So how do we tell whether a school is providing the strong undergraduate foundation Kuh describes? In higher education circles, the level of “academic rigor” is frequently discussed. However, Kuh says: “Academic rigor does not mean a lot of work. It means enough challenging work that stretches students by setting high expectations for performance.”

Study abroad, internships, student/faculty research and capstone, or senior year, experiences, are all examples of how students may be “stretched” in the learning process. “The number of faculty with terminal degrees and the number of microscopes in the labs don't tell you anything about the quality of the experience. What really matters is how students use these resources,” Kuh says.
Is the kind of learning experiences a school offers consistent with its values and missions? How often does the school take stock of what they're doing? Is there an intentional design of courses? Do they connect to the whole of the intended learning experience? These are the types of questions Kuh recommends prospective families explore.

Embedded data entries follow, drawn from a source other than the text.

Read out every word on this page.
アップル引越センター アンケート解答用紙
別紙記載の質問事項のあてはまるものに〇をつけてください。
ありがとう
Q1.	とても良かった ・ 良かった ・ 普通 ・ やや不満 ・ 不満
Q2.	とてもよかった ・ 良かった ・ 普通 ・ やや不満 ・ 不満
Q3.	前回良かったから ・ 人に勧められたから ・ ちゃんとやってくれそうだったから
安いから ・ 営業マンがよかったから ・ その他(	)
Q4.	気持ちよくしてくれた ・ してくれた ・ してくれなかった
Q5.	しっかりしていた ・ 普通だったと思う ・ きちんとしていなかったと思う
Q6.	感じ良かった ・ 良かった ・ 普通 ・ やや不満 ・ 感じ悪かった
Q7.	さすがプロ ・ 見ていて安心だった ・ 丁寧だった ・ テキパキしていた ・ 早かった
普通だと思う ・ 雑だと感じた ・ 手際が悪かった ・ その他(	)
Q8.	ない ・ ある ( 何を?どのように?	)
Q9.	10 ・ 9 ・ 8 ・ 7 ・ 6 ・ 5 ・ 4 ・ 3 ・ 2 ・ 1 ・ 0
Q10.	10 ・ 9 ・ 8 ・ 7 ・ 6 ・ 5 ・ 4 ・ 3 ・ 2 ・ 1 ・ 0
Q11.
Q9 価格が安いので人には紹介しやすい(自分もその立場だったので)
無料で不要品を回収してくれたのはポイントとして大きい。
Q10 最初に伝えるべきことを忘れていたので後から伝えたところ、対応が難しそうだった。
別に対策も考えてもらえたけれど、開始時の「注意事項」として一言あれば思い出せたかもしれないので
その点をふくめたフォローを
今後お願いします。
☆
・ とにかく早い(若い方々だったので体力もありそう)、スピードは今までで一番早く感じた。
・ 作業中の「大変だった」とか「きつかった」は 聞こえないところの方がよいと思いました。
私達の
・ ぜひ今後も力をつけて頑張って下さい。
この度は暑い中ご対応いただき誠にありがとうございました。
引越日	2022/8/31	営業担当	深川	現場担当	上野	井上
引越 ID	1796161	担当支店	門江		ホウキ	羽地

In short, he says, ask, “What evidence does this institution have that I will be encouraged and supported to do these things?”

If this question were posed to Linda McMillin, provost and dean of faculty at Susquehanna University, she may well point to the deliberate emphasis the institution places on learning goals and curriculum assessment. “There has been a lot of work on both the department level and the university level to determine what it is we want students to learn. In turn, the curriculum committee spent most of last year examining how the core curriculum maps to these learning goals,” she says.

While these are important considerations, often times the decision on where to attend college comes down to “the right fit” – that intuitive feeling of belonging at one institution over another. “The real challenge,” Lewis says, “is finding a school where you can get a great overall experience, which is something that transcends just looking at the student-to-faculty ratio, graduation rate and endowment, to the much broader questions of, ‘What type of student does well here, and how would I fit into that?”

“I truly believe that finding the right school is about finding the right relationship, one where both the school and the student have much to offer each other.”